What’s even worse is that all this seems to be the work of the town’s mayor, Christopher Doherty, who more or less unilaterally decided to slash workers pay down to the minimum wage or, as Republicans keep calling it in that bloodless way they have of justifying starvation wages, “budget cuts.” He’s hiding behind the fact that he also slashed his own pay to minimum wage but who really believes that a mayor’s salary is his only means of compensation? Being the mayor of a town benefits an individual in a hundred different ways, from the small (do you think he ever has to pay for his lunch?) to the big (most mayors of small cities have side businesses in construction or real estate where being mayor directly benefits them). His actual salary is a pittance compared to the other ways the job benefits him.

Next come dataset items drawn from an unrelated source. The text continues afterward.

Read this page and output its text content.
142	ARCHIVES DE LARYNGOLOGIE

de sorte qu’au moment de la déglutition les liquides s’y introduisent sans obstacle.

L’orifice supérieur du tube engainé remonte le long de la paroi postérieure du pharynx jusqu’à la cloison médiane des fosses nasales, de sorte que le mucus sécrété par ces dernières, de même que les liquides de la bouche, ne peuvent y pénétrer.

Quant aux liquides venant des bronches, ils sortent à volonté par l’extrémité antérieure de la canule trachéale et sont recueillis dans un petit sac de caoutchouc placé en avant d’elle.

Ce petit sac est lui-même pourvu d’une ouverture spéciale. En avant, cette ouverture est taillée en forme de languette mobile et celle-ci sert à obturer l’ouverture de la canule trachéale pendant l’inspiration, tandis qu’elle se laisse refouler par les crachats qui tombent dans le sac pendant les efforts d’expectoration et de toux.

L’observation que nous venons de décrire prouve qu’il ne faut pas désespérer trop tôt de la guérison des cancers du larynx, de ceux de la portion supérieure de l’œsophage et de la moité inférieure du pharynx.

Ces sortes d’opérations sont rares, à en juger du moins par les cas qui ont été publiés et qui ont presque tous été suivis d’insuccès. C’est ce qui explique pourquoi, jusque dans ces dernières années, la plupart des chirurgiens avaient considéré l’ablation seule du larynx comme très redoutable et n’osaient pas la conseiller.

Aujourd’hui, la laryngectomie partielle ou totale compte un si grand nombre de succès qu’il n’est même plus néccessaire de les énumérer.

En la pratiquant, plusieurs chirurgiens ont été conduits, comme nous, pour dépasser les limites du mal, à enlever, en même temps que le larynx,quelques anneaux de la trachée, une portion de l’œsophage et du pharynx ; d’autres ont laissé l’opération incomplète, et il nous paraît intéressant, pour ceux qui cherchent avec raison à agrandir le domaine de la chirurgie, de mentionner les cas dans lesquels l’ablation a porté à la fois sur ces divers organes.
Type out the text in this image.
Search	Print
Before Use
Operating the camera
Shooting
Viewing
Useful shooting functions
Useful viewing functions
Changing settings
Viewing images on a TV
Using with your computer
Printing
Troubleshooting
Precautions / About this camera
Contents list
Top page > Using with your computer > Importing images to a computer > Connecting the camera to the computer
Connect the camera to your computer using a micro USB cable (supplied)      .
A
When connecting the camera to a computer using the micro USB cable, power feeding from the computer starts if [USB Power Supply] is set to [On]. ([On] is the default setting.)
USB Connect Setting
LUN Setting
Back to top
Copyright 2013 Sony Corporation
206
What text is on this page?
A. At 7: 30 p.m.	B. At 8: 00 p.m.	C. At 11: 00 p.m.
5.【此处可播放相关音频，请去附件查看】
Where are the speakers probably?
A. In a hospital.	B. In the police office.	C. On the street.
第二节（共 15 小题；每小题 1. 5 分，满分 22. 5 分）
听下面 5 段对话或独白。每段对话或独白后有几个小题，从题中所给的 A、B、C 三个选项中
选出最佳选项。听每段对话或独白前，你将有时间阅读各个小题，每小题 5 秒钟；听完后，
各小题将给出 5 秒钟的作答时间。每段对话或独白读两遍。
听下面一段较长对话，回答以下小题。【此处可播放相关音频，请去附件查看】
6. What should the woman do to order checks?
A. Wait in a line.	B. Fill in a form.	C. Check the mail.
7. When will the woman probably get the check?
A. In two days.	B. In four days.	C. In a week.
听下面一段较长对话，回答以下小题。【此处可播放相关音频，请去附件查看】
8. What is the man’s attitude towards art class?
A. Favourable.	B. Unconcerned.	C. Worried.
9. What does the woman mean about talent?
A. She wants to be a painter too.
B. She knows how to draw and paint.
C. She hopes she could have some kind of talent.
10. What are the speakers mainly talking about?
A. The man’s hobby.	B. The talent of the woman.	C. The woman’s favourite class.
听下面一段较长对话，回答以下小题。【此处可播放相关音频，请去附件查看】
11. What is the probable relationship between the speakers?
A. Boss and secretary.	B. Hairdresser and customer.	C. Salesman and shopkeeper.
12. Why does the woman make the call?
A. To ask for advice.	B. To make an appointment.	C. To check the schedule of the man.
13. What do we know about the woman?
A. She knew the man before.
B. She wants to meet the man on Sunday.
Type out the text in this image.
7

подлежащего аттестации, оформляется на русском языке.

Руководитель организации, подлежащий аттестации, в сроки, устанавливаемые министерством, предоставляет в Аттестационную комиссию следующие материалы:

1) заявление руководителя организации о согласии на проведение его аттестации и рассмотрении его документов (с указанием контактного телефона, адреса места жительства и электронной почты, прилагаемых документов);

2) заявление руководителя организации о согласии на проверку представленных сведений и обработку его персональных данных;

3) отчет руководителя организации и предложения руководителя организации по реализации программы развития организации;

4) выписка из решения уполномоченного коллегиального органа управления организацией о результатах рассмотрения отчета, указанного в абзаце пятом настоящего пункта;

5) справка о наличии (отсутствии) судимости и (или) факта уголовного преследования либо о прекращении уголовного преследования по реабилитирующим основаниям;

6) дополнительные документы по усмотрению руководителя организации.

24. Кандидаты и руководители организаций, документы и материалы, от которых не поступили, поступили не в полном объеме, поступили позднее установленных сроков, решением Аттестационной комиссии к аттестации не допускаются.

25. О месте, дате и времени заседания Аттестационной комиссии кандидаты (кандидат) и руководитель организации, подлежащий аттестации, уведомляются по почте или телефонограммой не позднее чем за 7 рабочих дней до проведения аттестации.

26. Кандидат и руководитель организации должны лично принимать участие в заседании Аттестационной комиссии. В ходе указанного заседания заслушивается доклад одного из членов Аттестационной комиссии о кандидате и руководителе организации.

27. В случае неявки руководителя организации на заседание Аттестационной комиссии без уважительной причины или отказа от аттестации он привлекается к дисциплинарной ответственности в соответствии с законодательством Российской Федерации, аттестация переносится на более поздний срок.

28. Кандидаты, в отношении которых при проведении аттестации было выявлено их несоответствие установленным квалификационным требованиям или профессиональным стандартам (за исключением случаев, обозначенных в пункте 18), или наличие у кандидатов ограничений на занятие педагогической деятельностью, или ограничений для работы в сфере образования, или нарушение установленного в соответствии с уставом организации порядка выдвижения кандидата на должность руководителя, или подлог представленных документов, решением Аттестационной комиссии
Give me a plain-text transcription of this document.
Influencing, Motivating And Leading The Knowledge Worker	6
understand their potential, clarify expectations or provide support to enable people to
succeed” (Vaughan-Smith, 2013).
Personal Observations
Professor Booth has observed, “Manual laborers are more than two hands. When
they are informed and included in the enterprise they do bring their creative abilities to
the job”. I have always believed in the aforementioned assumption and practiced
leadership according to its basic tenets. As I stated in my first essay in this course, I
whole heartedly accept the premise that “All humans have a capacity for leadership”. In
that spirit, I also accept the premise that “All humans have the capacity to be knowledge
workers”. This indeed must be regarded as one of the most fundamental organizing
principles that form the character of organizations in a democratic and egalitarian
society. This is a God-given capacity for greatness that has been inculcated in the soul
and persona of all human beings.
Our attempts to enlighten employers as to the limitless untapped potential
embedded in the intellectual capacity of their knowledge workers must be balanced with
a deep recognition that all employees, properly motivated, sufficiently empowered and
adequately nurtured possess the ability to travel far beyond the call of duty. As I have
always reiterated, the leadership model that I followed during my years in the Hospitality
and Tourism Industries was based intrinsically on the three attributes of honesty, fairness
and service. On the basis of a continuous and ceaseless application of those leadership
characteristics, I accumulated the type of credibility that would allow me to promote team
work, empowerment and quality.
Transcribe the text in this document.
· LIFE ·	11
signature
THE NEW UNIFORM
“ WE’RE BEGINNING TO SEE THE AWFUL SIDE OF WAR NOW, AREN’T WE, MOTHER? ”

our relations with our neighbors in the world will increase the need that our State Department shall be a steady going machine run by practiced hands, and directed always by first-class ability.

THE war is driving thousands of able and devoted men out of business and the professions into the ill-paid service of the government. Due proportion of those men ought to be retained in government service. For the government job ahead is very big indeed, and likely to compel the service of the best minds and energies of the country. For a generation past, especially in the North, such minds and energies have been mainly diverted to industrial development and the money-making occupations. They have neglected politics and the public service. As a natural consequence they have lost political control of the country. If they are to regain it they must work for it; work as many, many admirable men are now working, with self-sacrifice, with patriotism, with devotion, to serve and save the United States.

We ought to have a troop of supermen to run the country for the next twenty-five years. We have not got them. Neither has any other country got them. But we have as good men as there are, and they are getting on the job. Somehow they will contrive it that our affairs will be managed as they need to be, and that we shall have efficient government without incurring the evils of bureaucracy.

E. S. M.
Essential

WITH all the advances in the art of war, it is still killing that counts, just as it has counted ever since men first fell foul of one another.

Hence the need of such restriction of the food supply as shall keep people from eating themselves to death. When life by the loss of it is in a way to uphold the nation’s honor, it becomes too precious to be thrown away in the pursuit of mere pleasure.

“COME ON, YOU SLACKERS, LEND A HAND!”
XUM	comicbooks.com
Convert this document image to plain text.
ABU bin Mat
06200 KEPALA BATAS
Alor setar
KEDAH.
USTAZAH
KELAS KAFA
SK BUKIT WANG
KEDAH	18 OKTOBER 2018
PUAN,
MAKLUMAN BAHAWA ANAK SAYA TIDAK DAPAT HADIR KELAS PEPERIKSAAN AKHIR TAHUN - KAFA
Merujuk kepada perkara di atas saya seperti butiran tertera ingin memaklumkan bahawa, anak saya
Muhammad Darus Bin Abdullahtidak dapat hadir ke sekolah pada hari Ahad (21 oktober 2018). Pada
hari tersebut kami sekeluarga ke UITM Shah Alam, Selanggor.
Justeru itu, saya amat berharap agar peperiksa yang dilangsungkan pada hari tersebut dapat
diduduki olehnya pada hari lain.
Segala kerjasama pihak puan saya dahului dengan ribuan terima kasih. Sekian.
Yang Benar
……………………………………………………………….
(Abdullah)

No, what I’m worried about isn’t the mayor’s salary, it’s the struggling government employees who were already in dire need of a raise. And what I’m really worried about is that this could create a domino effect. You see, people that wouldn’t fight for their unions in the last couple years are seeing just how little power they have without them. Pennsylvania law forbids the government employees in Scranton from striking…so they essentially have no power to fight against these drastic cuts, the largest in the city’s history.
This could create ripple effects all across Pennsylvania and the entire country in a Scott Walker-world where unions are just asked to take it without any real power to turn the tide. The Grover Norquists and Tea Parties of the world have been so successful at getting people to believe that government employees are moochers and bums that fewer people than ever truly even understand how badly they need government or how awful this is. The “Libertarians” or fiscal conservatives have essentially become anarchists that not only want all government employees to be paid minimum wage…but want the minimum lowered as well. But what’s an ideological win for them looks an awful lot like hell to anyone with a functioning sense of reality.
Great blog post. These are deplorable conditions, and the unilateralism is highly suspect. Unions were started to combat this issue–to collectively press for equitable treatment. It appears that they have no political recourse at this point. Frightening. Thanks for posting.